Other reports deal with 'friendly fire' casualties, clashes between NATO and the Afghan security forces, Iranian secret operations across the border, unexpectedly good land-air war capability of the Taliban or the controversial 'drone' flying robots that sometimes get out of control and often are shot down and have to be rescued for fear of the technology falling in unwanted hands.

The Guardian also includes an interactive map listing a selection of more than 200 incidents. Many include police shooting demonstrators, a matter that is not addressed, as far as I can see, in any of the main articles.

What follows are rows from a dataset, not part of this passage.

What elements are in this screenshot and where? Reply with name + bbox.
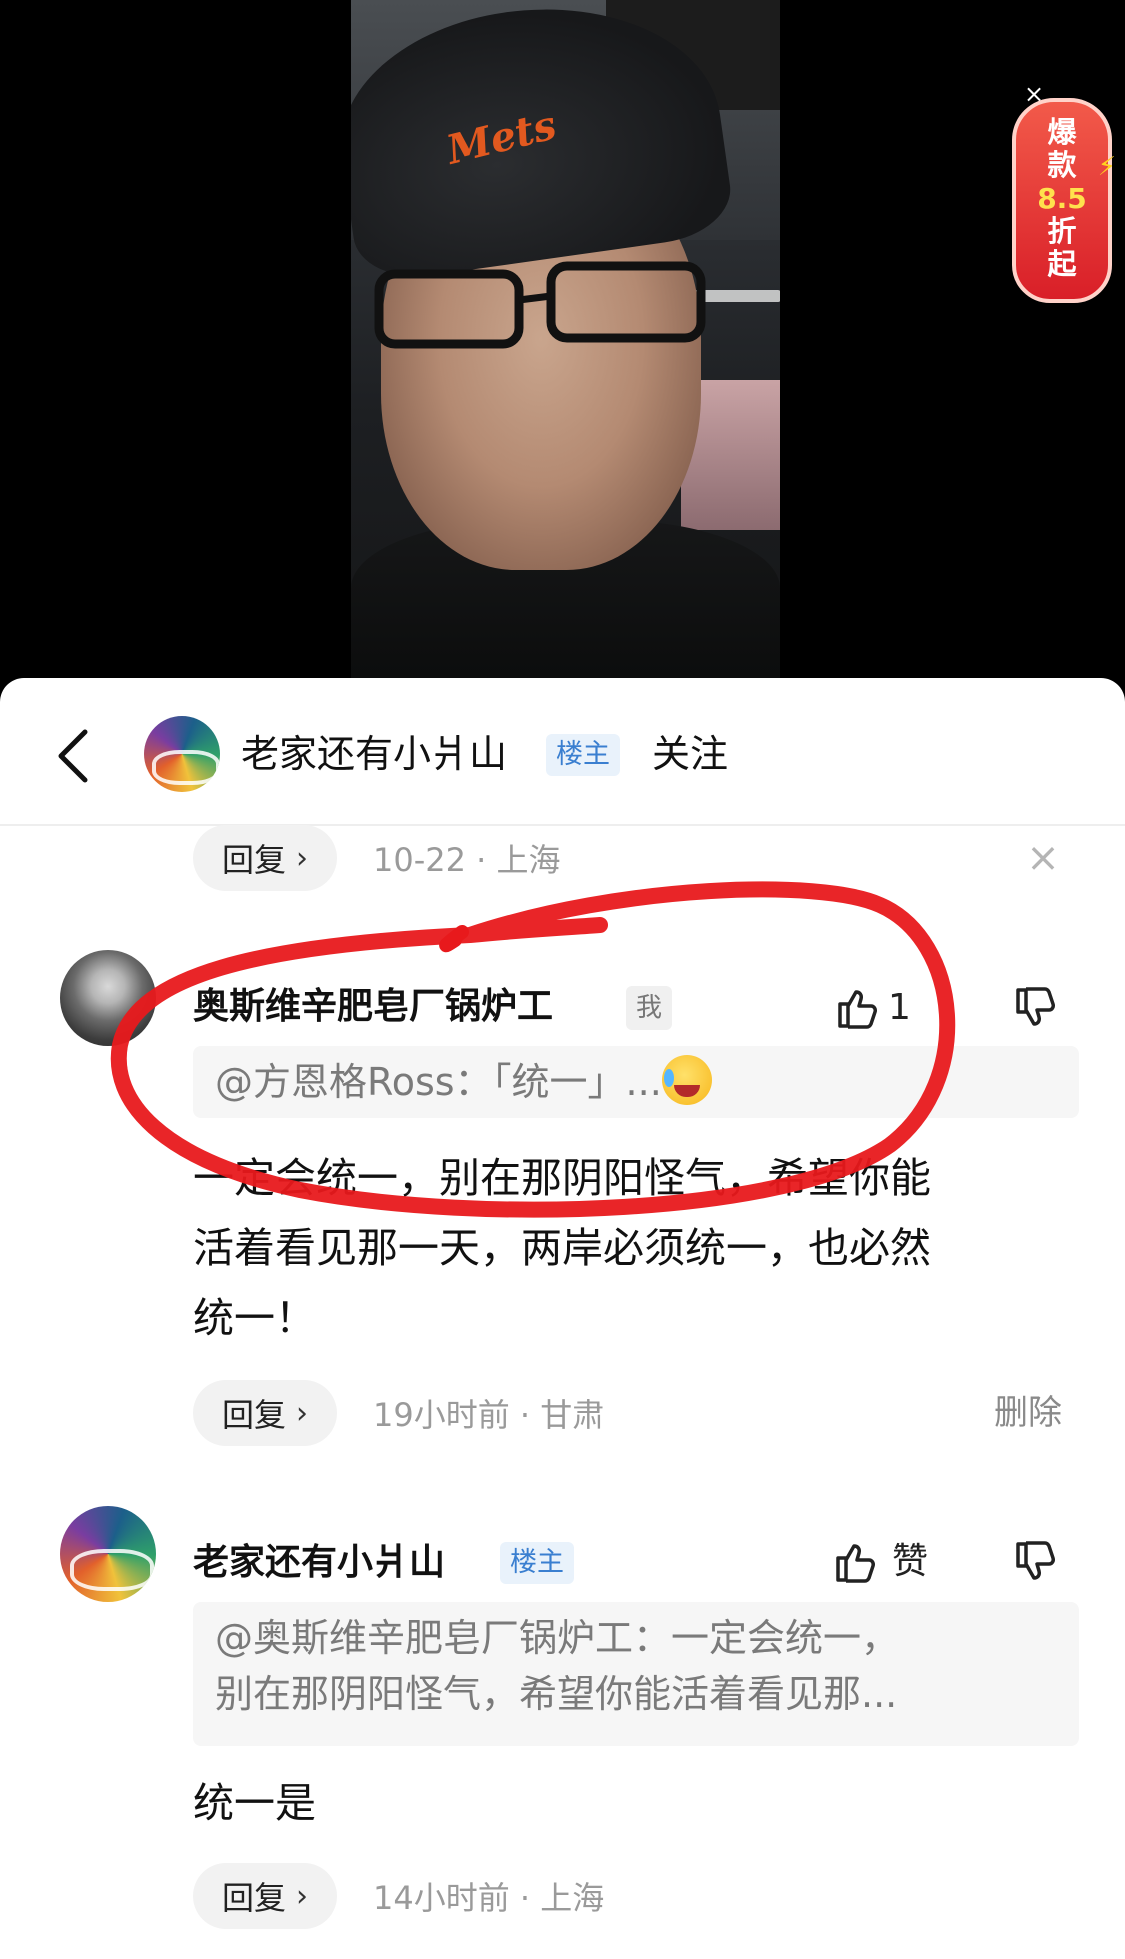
cap-logo: Mets [442, 101, 561, 174]
promo-discount: 8.5 [1037, 182, 1087, 215]
header-avatar[interactable] [144, 716, 220, 792]
comment-time-location: 19小时前 · 甘肃 [373, 1396, 605, 1434]
comment-text-line: 活着看见那一天，两岸必须统一，也必然 [193, 1224, 931, 1272]
promo-text-5: 起 [1047, 247, 1077, 281]
close-icon[interactable]: × [1025, 838, 1061, 878]
promo-text-2: 款 [1047, 148, 1077, 182]
reply-label: 回复 [221, 841, 286, 879]
quoted-text-line: @奥斯维辛肥皂厂锅炉工：一定会统一， [215, 1616, 900, 1660]
crying-laughing-emoji-icon [661, 1055, 712, 1105]
comment-author[interactable]: 老家还有小爿山 [193, 1539, 445, 1587]
thread-header: 老家还有小爿山 楼主 关注 [0, 678, 1125, 826]
quoted-text-line: 别在那阴阳怪气，希望你能活着看见那... [215, 1672, 898, 1716]
dislike-icon[interactable] [1012, 1538, 1060, 1586]
dislike-icon[interactable] [1012, 984, 1060, 1032]
promo-text-4: 折 [1047, 214, 1077, 248]
comment-meta: 回复 › 14小时前 · 上海 [193, 1863, 604, 1929]
quoted-text: @方恩格Ross：「统一」... [215, 1060, 662, 1104]
like-icon[interactable] [834, 984, 882, 1032]
like-label[interactable]: 赞 [892, 1538, 928, 1586]
comment-meta: 回复 › 19小时前 · 甘肃 [193, 1380, 604, 1446]
promo-badge[interactable]: 爆 款 8.5 折 起 ⚡ [1012, 98, 1116, 303]
reply-label: 回复 [221, 1879, 286, 1917]
follow-button[interactable]: 关注 [652, 728, 728, 780]
reply-button[interactable]: 回复 › [193, 825, 337, 891]
comment-text: 一定会统一，别在那阴阳怪气，希望你能 活着看见那一天，两岸必须统一，也必然 统一… [193, 1143, 1093, 1353]
quoted-comment[interactable]: @奥斯维辛肥皂厂锅炉工：一定会统一， 别在那阴阳怪气，希望你能活着看见那... [193, 1602, 1079, 1746]
promo-text-1: 爆 [1047, 115, 1077, 149]
prev-comment-meta: 回复 › 10-22 · 上海 [193, 825, 561, 891]
video-player[interactable]: Mets × 爆 款 8.5 折 起 ⚡ [0, 0, 1125, 690]
chevron-right-icon: › [296, 840, 308, 876]
reply-button[interactable]: 回复 › [193, 1863, 337, 1929]
video-frame: Mets [351, 0, 780, 690]
chevron-right-icon: › [296, 1878, 308, 1914]
comment-text-line: 一定会统一，别在那阴阳怪气，希望你能 [193, 1154, 931, 1202]
like-count: 1 [888, 987, 911, 1028]
comment-time-location: 14小时前 · 上海 [373, 1879, 605, 1917]
owner-badge: 楼主 [546, 734, 620, 776]
comment-avatar[interactable] [60, 1506, 156, 1602]
like-icon[interactable] [832, 1538, 880, 1586]
me-badge: 我 [626, 986, 673, 1030]
comment-author[interactable]: 奥斯维辛肥皂厂锅炉工 [193, 983, 553, 1031]
reply-button[interactable]: 回复 › [193, 1380, 337, 1446]
comment-date-location: 10-22 · 上海 [373, 841, 561, 879]
delete-button[interactable]: 删除 [994, 1389, 1062, 1437]
video-person-glasses [374, 261, 706, 349]
comment-text-line: 统一！ [193, 1294, 316, 1342]
reply-label: 回复 [221, 1396, 286, 1434]
comment-avatar[interactable] [60, 950, 156, 1046]
header-username[interactable]: 老家还有小爿山 [241, 728, 507, 780]
comment-text: 统一是 [193, 1779, 316, 1827]
back-arrow-icon[interactable] [55, 728, 91, 784]
quoted-comment[interactable]: @方恩格Ross：「统一」... [193, 1046, 1079, 1118]
owner-badge: 楼主 [500, 1542, 574, 1584]
lightning-icon: ⚡ [1097, 152, 1116, 182]
chevron-right-icon: › [296, 1395, 308, 1431]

I also miss key information areas, maybe withheld in the 15,000 unreleased reports or maybe too secret to have ever reached the informant. For example: what happened to Osama Bin Laden? Where is he? Is he alive or dead? Why a French snipper in the early days of the war was never confirmed to shoot down Bin Laden when he was on target? Or how reliable or corrupt is the current Afghan government? Why was actually Mc Chrystal fired? What's the diplomatic involvement/alignment of other key powers: Russia, China, India? Are there really plans to butcher Pakistan into smaller states? Who does really control the opium trade? Is it used to finance the Afghan government, the Taliban, NATO, covert operations elsewhere? Which is the reality behind Al Qaeda: does it really exist at all, who controls it?

Too many questions still unsolved. This leak, while very much welcome, seems kind of watered down: not really the information we would like to get our hands on. Truly sensitive information is being withheld or has never reached the Wikileaks headquarters at all.